Michael Gabriel Booth spent his life exploring the depths of everything he encountered. Although I cannot completely vouch for his years at Principia, or his time at Yale working through his Ph.D research, or for all the time he spent by himself roaming the atmosphere at 30,000 feet, between his Alaska haven and the rest of the world, writing poetry and recipes in his collection of moleskin notebooks amid the hum of American Airlines cabins, I certainly can speak a bit about his spirit, and the incredible impact his example had set for me at an early age.
Some of the biggest decisions I made in life involved Michael. But it was never limited to our conversations or sharing emails, or any kind of activity with one another. I’ve realized those are just the relational niceties. And damn they were good. But Michael had the kind of effect on people that lasted even after a few minutes of interaction. Anyone who met Michael would agree, his presence in a room accompanied tangible swells of carpentry, clarity and compassion.
My first memory of Michael was somewhere in the deep woods during a Camp Leelanau trip. He was a trips counselor in 1998, and that particular summer we were canoeing Ontario’s White River in Canada. For Michael it was heaven. For the group of middle schoolers it was madness. There’s a reason Camp Leelanau doesn’t canoe that river with middle schoolers anymore. Heck, even Canada saw its dangers and has officially black-listed parts of the river.
But I don’t recall ever feeling a sense of danger on that trip – only, quite literally, a great sense of hunger. All day we had been canoeing, and our entire conversation surrounded the sun-dried tomatoes that were in the dinner bag for that night’s meal. Only a character like Michael would bring a delicacy like that on a camping trip. I never liked tomatoes at that age. In fact I don’t think sun-dried tomatoes would grab the attention of any middle schooler. But this was a Michael Booth trip, and none of the adolescent, tasteless camper complaints stopped his enthusiasm about serving the tomatoes that night.

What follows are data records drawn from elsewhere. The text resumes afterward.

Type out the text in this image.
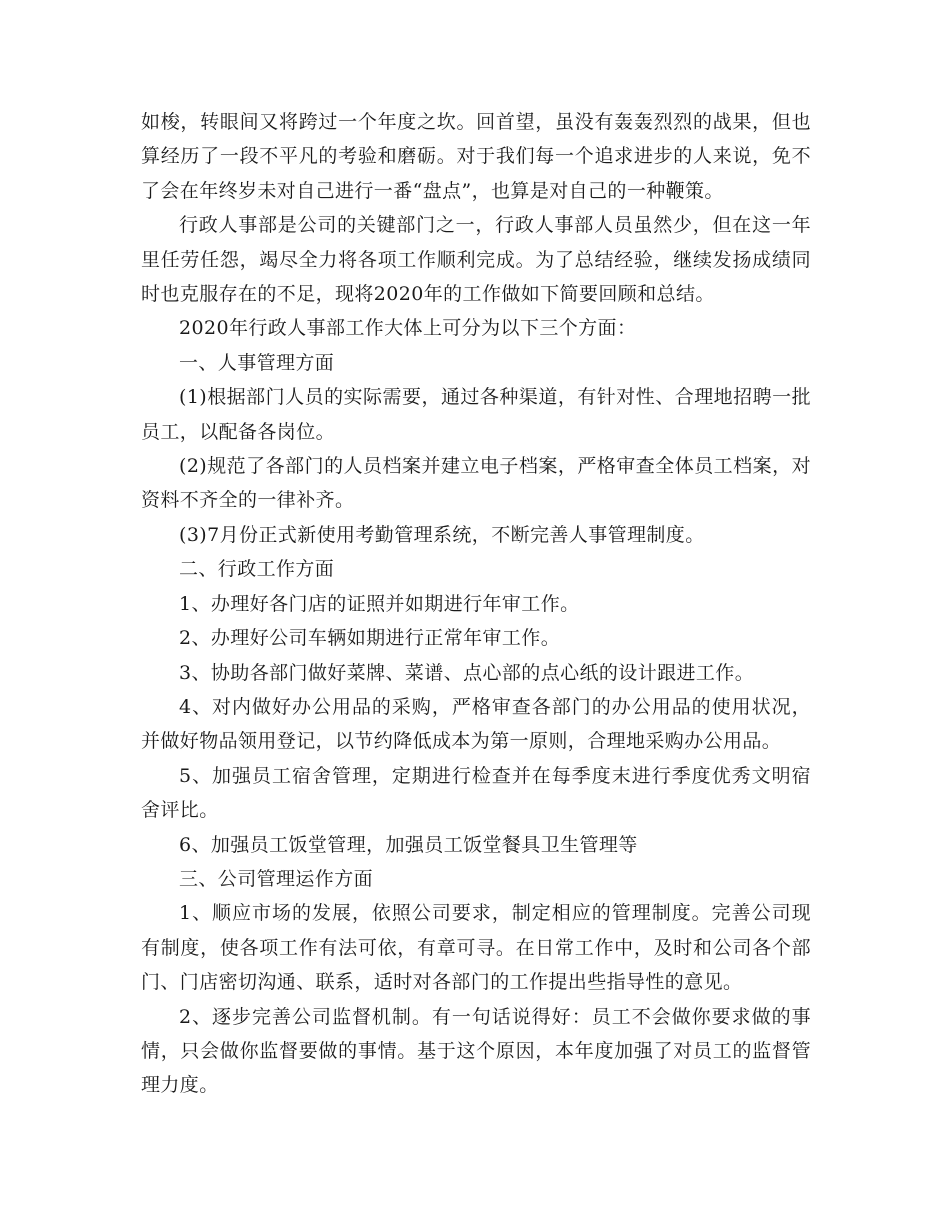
如梭，转眼间又将跨过一个年度之坎。回首望，虽没有轰轰烈烈的战果，但也算经历了一段不平凡的考验和磨砺。对于我们每一个追求进步的人来说，免不了会在年终岁未对自己进行一番“盘点”，也算是对自己的一种鞭策。

行政人事部是公司的关键部门之一，行政人事部人员虽然少，但在这一年里任劳任怨，竭尽全力将各项工作顺利完成。为了总结经验，继续发扬成绩同时也克服存在的不足，现将2020年的工作做如下简要回顾和总结。

2020年行政人事部工作大体上可分为以下三个方面：

一、人事管理方面

(1)根据部门人员的实际需要，通过各种渠道，有针对性、合理地招聘一批员工，以配备各岗位。

(2)规范了各部门的人员档案并建立电子档案，严格审查全体员工档案，对资料不齐全的一律补齐。

(3)7月份正式新使用考勤管理系统，不断完善人事管理制度。

二、行政工作方面

1、办理好各门店的证照并如期进行年审工作。

2、办理好公司车辆如期进行正常年审工作。

3、协助各部门做好菜牌、菜谱、点心部的点心纸的设计跟进工作。

4、对内做好办公用品的采购，严格审查各部门的办公用品的使用状况，并做好物品领用登记，以节约降低成本为第一原则，合理地采购办公用品。

5、加强员工宿舍管理，定期进行检查并在每季度末进行季度优秀文明宿舍评比。

6、加强员工饭堂管理，加强员工饭堂餐具卫生管理等

三、公司管理运作方面

1、顺应市场的发展，依照公司要求，制定相应的管理制度。完善公司现有制度，使各项工作有法可依，有章可寻。在日常工作中，及时和公司各个部门、门店密切沟通、联系，适时对各部门的工作提出些指导性的意见。

2、逐步完善公司监督机制。有一句话说得好：员工不会做你要求做的事情，只会做你监督要做的事情。基于这个原因，本年度加强了对员工的监督管理力度。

Night is a good way of explaining the rest of that evening. After 12 hours of paddling, the sun had fallen and the dark forced us to find a campsite. We stopped the caravan of canoes at the next path that led to flat ground. After a few minutes on the very small shore we found a muddy path that led uphill to an uncomfortable and stony campsite. The canoes couldn’t stay at the muddy bank of water below without drifting away, so after dragging them and all the gear up the hill we finally settled down for an evening of worthless attempts at lighting a wet-conditions fire. Did I tell you it was raining? It was, and very hard. But at least we had camper-cooked pasta (soggy) to look forward to, and those blessed sun-dried tomatoes.
Something about that day with Michael changed the way I looked at those tomatoes, though. I remember how excited I was at that point to eat them, and I can’t say it was from the kind of hunger that being on the trail summons.
But Michael’s completely non-threatening, stunningly joyful and persistent expression for those tomatoes was the subject of the entire day. I remember feeling transformed through conversations with Michael while we paddled along some of the roughest parts of the White River. Tomatoes were no longer tasteless. They were no longer bland, sloppy, acidic or slimy. He got me excited for them, and somewhere in the course of paddling through buckling streams of white water rapids on that cold and wet day, my taste-buds developed an interest in trying something new.
I remember being the cook that night, and when I was asked to get the tomatoes from the drybag I jumped to it with a new curiosity. I still remember feeling the damp sides of the bag as my arms reached all the way to the bottom, scrambling for the bottle. The glass bottle. The broken glass bottle! It must have been crushed on the stones around the campsite.
Any 12 or 13-year-old would be distraught at this point, after a day of looking forward to a new taste and finding it splattered all over the bottom of a 4-day-old drybag, most likely packed with used socks and other camper stink. But Michael’s spirit was unchanged. His love abounded, and something special grew from that.
My next memory is vague, but it involves all the boys eating some kind of bland pasta concoction on one side of the fire, and Booth and I on the other side meticulously separating bits of red, oily, sun-dried tomatoes from shards of broken glass spread across the bottom of that drybag. And that’s the first time I ever appreciated tomatoes, literally licking the delicate mess of tangy sweetness from my fingers, our smiles bright in the dark and wet woods.
I would like to tell you it was the first time I understood something biblical unfold in my own life. It was the Christ-idea of separating chaff from wheat, picking away the most broken bits of life, and separating them from those tasty, wonderful, joyful experiences that last for those who have an equal eagerness to love life. He drew curiosity and eagerness in a way that an entire library of books and all of their knowledge could never do. This was Michael’s spirit.
And that spirit is still so very close to us all. Michael is a stream of wonderful consciousness, a perfect idea, creating and writing, still discovering. I’m looking forward to that next trip with him.